The Solo cup also came up at Wednesday’s House committee hearing on the problems with the Obamacare rollout. Tennessee Rep. Marsha Blackburn, a Republican, criticized the Affordable Care Act's minimum requirements by saying, “Some people like to drive a Ford and not a Ferrari, and some people like to drink out of a red Solo cup and not a crystal stem." If the cup’s status as the emblem of unpretentious American drinking was ever in doubt, that quote settled it.

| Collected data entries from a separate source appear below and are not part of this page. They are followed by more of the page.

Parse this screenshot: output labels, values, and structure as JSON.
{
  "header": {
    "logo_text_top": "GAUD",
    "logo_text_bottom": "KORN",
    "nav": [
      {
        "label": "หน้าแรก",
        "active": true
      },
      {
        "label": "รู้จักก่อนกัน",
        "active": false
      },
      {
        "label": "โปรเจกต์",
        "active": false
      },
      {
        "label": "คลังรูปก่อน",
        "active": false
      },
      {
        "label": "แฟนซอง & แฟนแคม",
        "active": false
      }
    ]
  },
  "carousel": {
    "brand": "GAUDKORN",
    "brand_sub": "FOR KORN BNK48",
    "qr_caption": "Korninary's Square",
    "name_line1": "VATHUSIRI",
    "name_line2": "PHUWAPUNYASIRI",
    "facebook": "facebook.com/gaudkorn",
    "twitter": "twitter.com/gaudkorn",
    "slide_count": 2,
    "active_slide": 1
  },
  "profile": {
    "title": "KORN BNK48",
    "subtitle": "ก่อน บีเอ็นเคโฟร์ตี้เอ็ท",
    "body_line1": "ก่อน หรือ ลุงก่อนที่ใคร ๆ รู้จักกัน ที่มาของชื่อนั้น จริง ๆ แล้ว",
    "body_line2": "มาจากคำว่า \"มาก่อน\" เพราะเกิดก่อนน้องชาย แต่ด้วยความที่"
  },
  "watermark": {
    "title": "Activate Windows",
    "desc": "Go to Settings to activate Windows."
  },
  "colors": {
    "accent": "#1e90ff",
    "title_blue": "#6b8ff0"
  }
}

The company isn’t exactly thanking these pols for the free advertising, though. In response to my many requests for comment, Margo Burrage, a spokeswoman for Solo’s parent company, Dart Container, emailed me: “Alice, our only comment is that Dart does not condone over-consumption or underage consumption of alcohol under any circumstances.”


NOT SHOWN: ALCOHOL
Seriously, where's the alcohol?! 

Indeed, the company seems to shy away from the Solo cup’s image as a party product. Their ads tend to feature the cups in G-rated situations like picnics and healthy buffets. And in an effort to dispel the long-held belief that the ridges on the Solo cup correspond with shot measures, the company suggested the lines be used to measure mouthwash, cereal or chocolate syrup. They’re also apparently pushing their product as raw material for children’s Halloween costumes.

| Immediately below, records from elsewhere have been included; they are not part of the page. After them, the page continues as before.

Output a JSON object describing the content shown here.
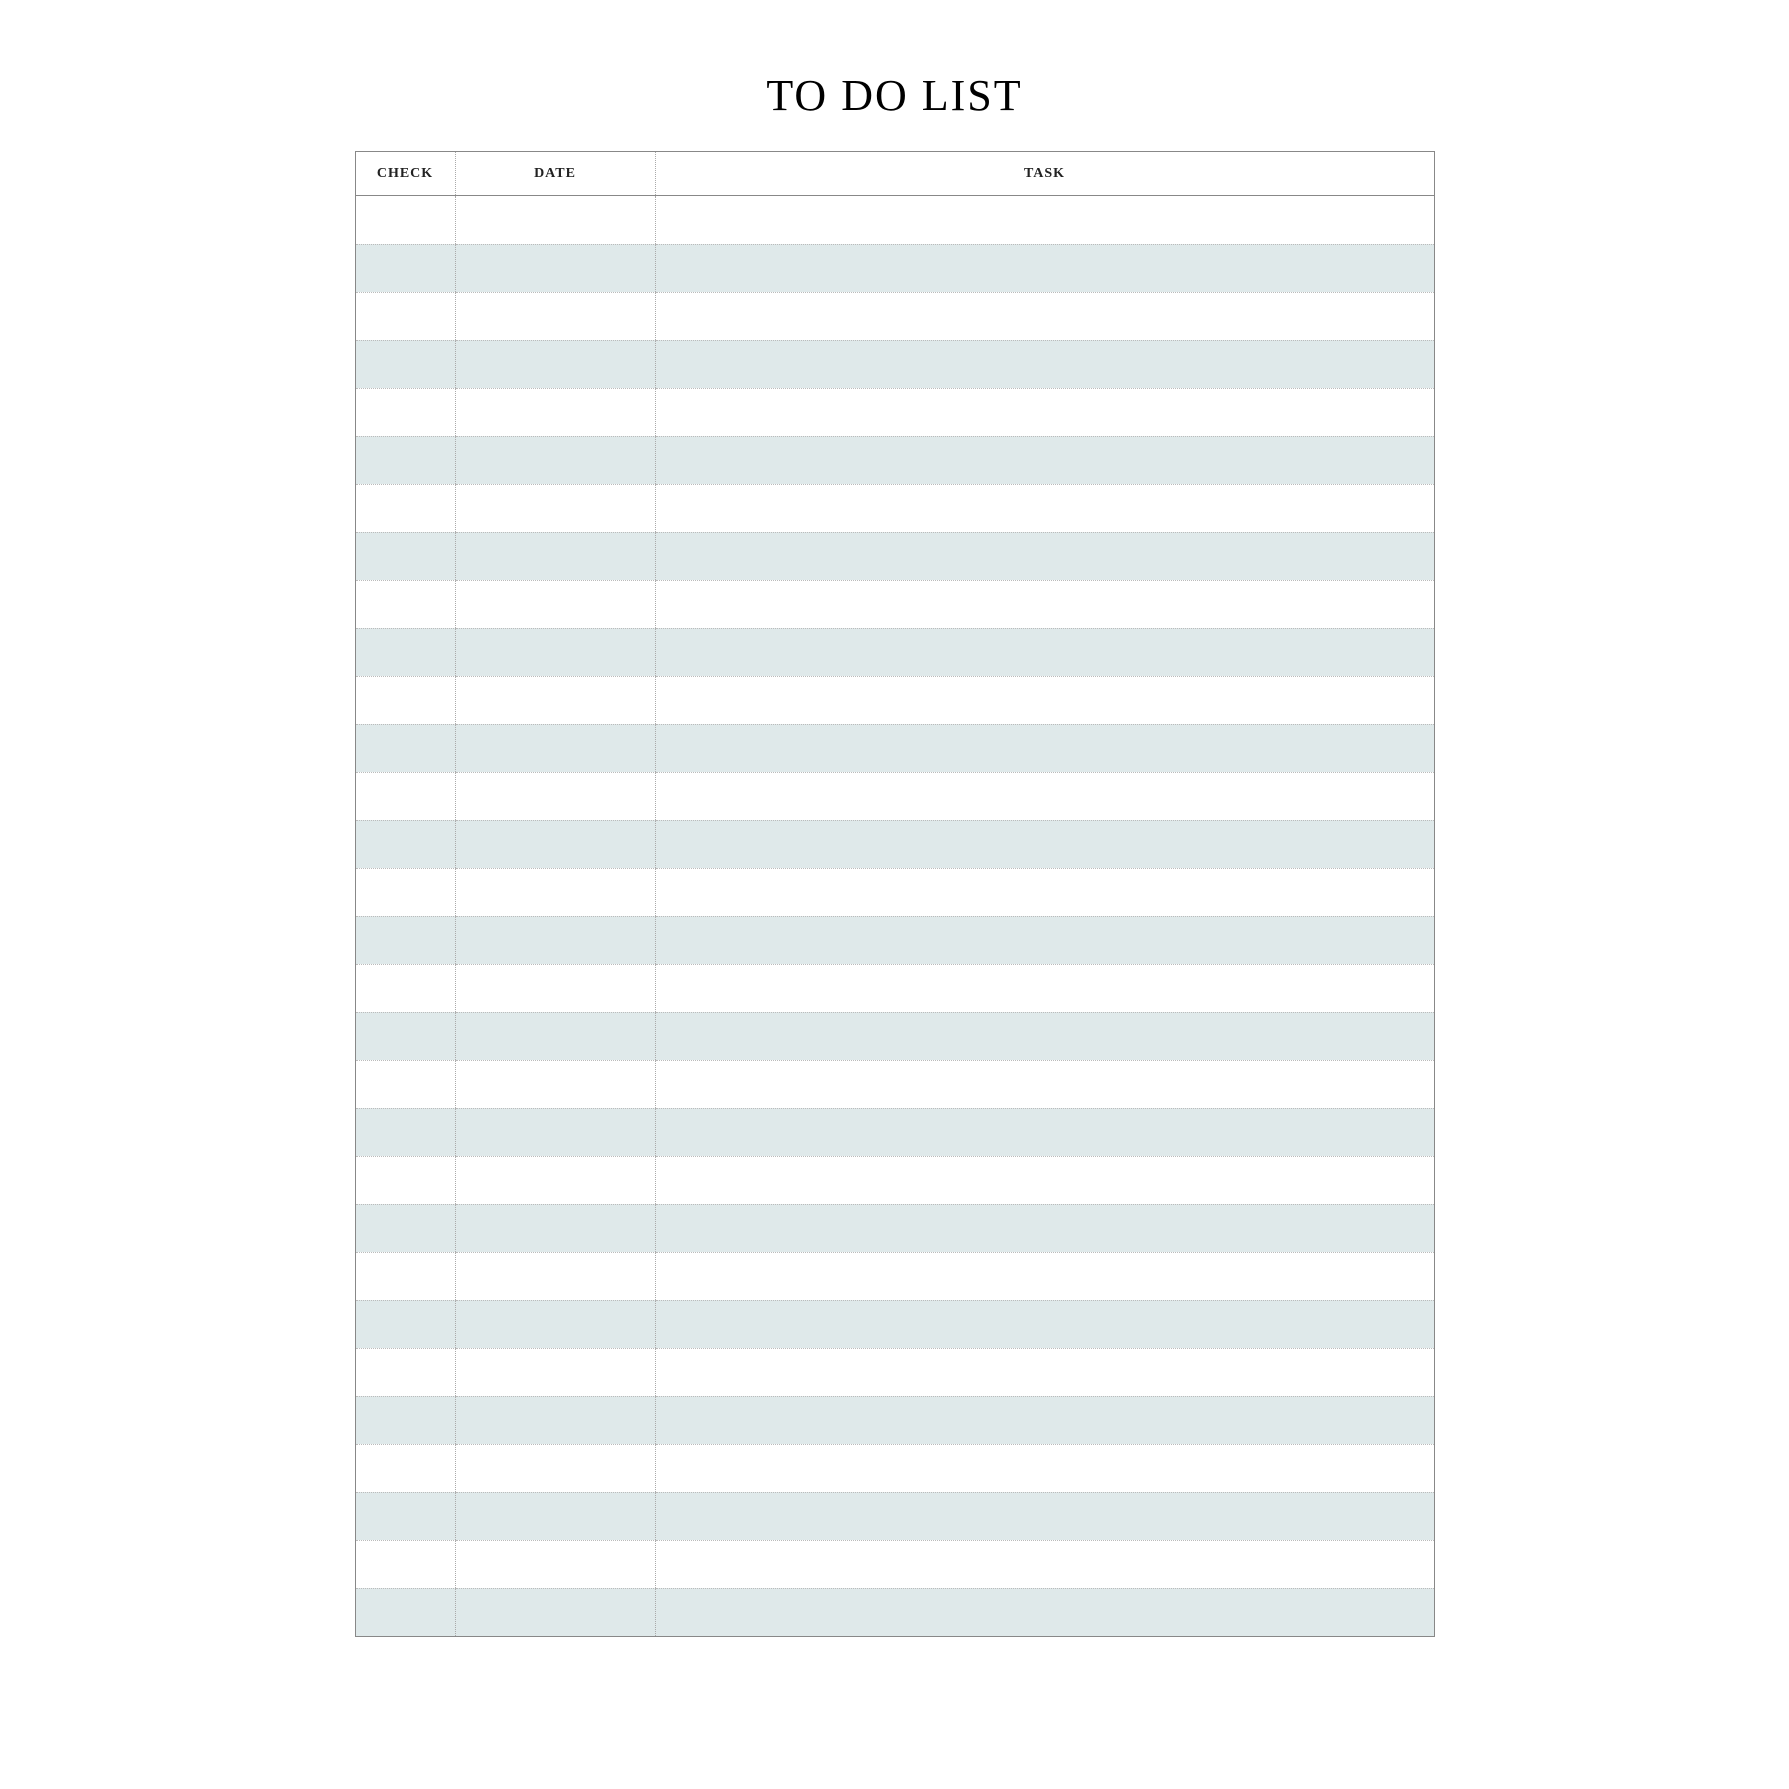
{
  "title": "TO DO LIST",
  "columns": {
    "check": "CHECK",
    "date": "DATE",
    "task": "TASK"
  },
  "rows": [
    {
      "check": "",
      "date": "",
      "task": ""
    },
    {
      "check": "",
      "date": "",
      "task": ""
    },
    {
      "check": "",
      "date": "",
      "task": ""
    },
    {
      "check": "",
      "date": "",
      "task": ""
    },
    {
      "check": "",
      "date": "",
      "task": ""
    },
    {
      "check": "",
      "date": "",
      "task": ""
    },
    {
      "check": "",
      "date": "",
      "task": ""
    },
    {
      "check": "",
      "date": "",
      "task": ""
    },
    {
      "check": "",
      "date": "",
      "task": ""
    },
    {
      "check": "",
      "date": "",
      "task": ""
    },
    {
      "check": "",
      "date": "",
      "task": ""
    },
    {
      "check": "",
      "date": "",
      "task": ""
    },
    {
      "check": "",
      "date": "",
      "task": ""
    },
    {
      "check": "",
      "date": "",
      "task": ""
    },
    {
      "check": "",
      "date": "",
      "task": ""
    },
    {
      "check": "",
      "date": "",
      "task": ""
    },
    {
      "check": "",
      "date": "",
      "task": ""
    },
    {
      "check": "",
      "date": "",
      "task": ""
    },
    {
      "check": "",
      "date": "",
      "task": ""
    },
    {
      "check": "",
      "date": "",
      "task": ""
    },
    {
      "check": "",
      "date": "",
      "task": ""
    },
    {
      "check": "",
      "date": "",
      "task": ""
    },
    {
      "check": "",
      "date": "",
      "task": ""
    },
    {
      "check": "",
      "date": "",
      "task": ""
    },
    {
      "check": "",
      "date": "",
      "task": ""
    },
    {
      "check": "",
      "date": "",
      "task": ""
    },
    {
      "check": "",
      "date": "",
      "task": ""
    },
    {
      "check": "",
      "date": "",
      "task": ""
    },
    {
      "check": "",
      "date": "",
      "task": ""
    },
    {
      "check": "",
      "date": "",
      "task": ""
    }
  ]
}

Not all recent news has been good news for the Solo cup. Princeton blamed a campus outbreak of meningitis on students’ cup-sharing habits, and in response the Student Health Advisory Board has undertaken the entirely illogical approach of issuing to students 5,000 red cups printed with the slogan, “Mine. Not Yours.” Maybe better to give out 5,000 sharpies? Students have an incentive to mark their cups: As Toby Keith sang in his 2011 ode to the red Solo cup, showing off your handwriting on the cup is a great way to impress the opposite sex: “I have to admit the ladies get smitten/Admiring how sharply my first name is written/On you with a sharpie.”

The Solo cup has undergone a few makeovers since it was introduced in the 1970s. It now comes in twelve colors, including un-festive ones like black, gray (“silver”) and brown, but the classic red remains the best seller. And the company might do best to just leave it alone: When the Solo cup replaced its traditional round base with a new squared one in 2009, Slate writer Seth Stevenson became concerned that the redesign would fundamentally alter the American college experience. “So ubiquitous were these plastic cups in my undergrad days, tweaking them in even the slightest fashion would have altered my entire visual landscape,” he wrote. “It'd be akin to a Manhattanite awaking one morning to find New York City’s yellow cabs had all been painted fuchsia.”

I made it through college with nary a Solo cup in sight—but that’s because I went to college in England, where they’re a novelty item. (Flip Cup and Beer Pong are also foreign concepts.) The legend of the Solo cup has even made it across the Atlantic, though: People used to ask me if Americans really drank out of big red plastic cups, “like in the movies.” Indeed, their legend is so great, the cup, made popular by its cheapness and convenience, isn’t even considered disposable in the U.K.: It's more of a collector’s item.